Pre-draft measurables
| Height | Weight | Arm length | Hand span | Wingspan | 40-yard dash | 10-yard split | 20-yard split | Three-cone drill |
| 5 ft 8+3⁄4 in (1.75 m) | 196 lb (89 kg) | 28+7⁄8 in (0.73 m) | 9+1⁄4 in (0.23 m) | 5 ft 11+1⁄8 in (1.81 m) | 4.60 s | 1.65 s | 2.65 s | 7.26 s |
All values from NFL Combine/Pro Day

=== New England Patriots===
King signed with the New England Patriots as an undrafted free agent on May 9, 2022. He was waived on May 16.

===Carolina Panthers===
On November 14, 2022, King was signed to the practice squad of the Carolina Panthers. King was expected to be assigned to the DC Defenders of the XFL on November 15 before the signing occurred. He was released on November 22.

===DC Defenders===
On December 12, 2022, King was assigned to the DC Defenders of the XFL after being released by the Panthers. King did not sign a Letter of Intent to return in 2024.

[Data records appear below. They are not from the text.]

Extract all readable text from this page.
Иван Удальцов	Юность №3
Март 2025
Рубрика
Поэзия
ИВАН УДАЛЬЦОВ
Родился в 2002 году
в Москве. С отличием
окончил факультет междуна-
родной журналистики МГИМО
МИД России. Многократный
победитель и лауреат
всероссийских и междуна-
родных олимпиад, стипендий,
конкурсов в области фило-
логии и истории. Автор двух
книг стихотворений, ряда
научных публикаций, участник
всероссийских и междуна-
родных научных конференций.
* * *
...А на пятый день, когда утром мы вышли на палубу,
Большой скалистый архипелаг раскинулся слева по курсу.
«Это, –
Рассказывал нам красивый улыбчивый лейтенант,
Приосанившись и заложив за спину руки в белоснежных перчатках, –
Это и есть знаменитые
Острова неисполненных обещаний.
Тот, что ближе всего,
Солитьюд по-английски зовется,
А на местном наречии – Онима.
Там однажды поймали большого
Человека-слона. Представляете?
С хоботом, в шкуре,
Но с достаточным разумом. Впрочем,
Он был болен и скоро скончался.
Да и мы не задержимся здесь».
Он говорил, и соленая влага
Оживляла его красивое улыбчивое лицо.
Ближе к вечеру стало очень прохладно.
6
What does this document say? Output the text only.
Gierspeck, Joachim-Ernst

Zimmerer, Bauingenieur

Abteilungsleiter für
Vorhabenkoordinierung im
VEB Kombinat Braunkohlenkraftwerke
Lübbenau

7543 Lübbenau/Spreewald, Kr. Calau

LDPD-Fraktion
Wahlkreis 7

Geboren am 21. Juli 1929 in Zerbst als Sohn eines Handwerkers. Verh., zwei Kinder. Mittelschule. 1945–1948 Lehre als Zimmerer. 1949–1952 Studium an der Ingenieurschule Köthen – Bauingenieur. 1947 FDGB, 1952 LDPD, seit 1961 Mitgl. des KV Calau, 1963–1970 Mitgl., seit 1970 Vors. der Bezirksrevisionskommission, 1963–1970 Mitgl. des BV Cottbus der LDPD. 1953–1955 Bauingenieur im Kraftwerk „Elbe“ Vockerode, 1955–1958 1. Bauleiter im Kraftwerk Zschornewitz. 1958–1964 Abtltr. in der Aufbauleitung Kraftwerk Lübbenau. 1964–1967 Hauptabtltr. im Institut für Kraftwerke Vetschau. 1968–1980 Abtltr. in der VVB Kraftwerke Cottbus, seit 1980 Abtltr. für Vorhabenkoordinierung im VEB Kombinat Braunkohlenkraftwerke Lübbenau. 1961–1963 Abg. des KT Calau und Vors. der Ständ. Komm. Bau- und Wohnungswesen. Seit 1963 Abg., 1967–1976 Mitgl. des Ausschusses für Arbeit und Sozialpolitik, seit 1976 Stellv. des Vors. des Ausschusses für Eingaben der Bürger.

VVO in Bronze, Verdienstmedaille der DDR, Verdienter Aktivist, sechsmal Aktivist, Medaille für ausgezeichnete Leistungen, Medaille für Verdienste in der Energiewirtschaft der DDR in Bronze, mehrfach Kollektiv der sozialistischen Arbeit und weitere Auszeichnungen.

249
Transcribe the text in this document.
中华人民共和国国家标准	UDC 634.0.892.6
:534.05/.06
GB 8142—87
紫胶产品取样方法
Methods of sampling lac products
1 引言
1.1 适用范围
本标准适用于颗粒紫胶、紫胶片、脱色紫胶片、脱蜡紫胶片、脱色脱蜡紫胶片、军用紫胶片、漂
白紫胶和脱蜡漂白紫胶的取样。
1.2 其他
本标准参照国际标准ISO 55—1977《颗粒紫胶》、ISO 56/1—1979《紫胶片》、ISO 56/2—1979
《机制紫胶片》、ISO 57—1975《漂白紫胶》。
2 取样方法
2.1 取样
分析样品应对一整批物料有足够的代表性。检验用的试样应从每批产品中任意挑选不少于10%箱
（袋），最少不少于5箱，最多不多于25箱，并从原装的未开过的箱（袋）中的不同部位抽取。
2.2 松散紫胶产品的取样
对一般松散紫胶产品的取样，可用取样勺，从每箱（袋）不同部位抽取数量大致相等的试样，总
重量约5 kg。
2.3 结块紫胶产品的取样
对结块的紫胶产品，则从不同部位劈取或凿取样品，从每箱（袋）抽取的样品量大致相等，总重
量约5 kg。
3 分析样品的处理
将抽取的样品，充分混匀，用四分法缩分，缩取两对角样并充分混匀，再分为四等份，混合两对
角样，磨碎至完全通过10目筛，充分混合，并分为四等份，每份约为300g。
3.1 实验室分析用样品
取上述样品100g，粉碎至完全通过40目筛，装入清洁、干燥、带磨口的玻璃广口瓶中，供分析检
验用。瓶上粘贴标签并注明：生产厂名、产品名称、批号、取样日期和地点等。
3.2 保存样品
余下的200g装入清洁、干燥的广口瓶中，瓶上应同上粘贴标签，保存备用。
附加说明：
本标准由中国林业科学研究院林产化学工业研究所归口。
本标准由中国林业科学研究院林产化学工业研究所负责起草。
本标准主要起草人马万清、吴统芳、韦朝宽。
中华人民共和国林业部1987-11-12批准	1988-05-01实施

===Professional statistics===

Year: Team; League; Games; Passing; Rushing
GP: GS; Cmp; Att; Pct; Yds; Y/A; TD; Int; Rtg; Att; Yds; Avg; TD
2023: DC; XFL; 7; 0; 8; 10; 80.0; 75; 7.5; 3; 0; 137.5; 23; 93; 4.0; 5

==Coaching career==
On June 8, 2023, King was hired by Southern Methodist University to serve as an offensive analyst. On December 20, it was announced that King would be promoted to the position of quarterbacks coach.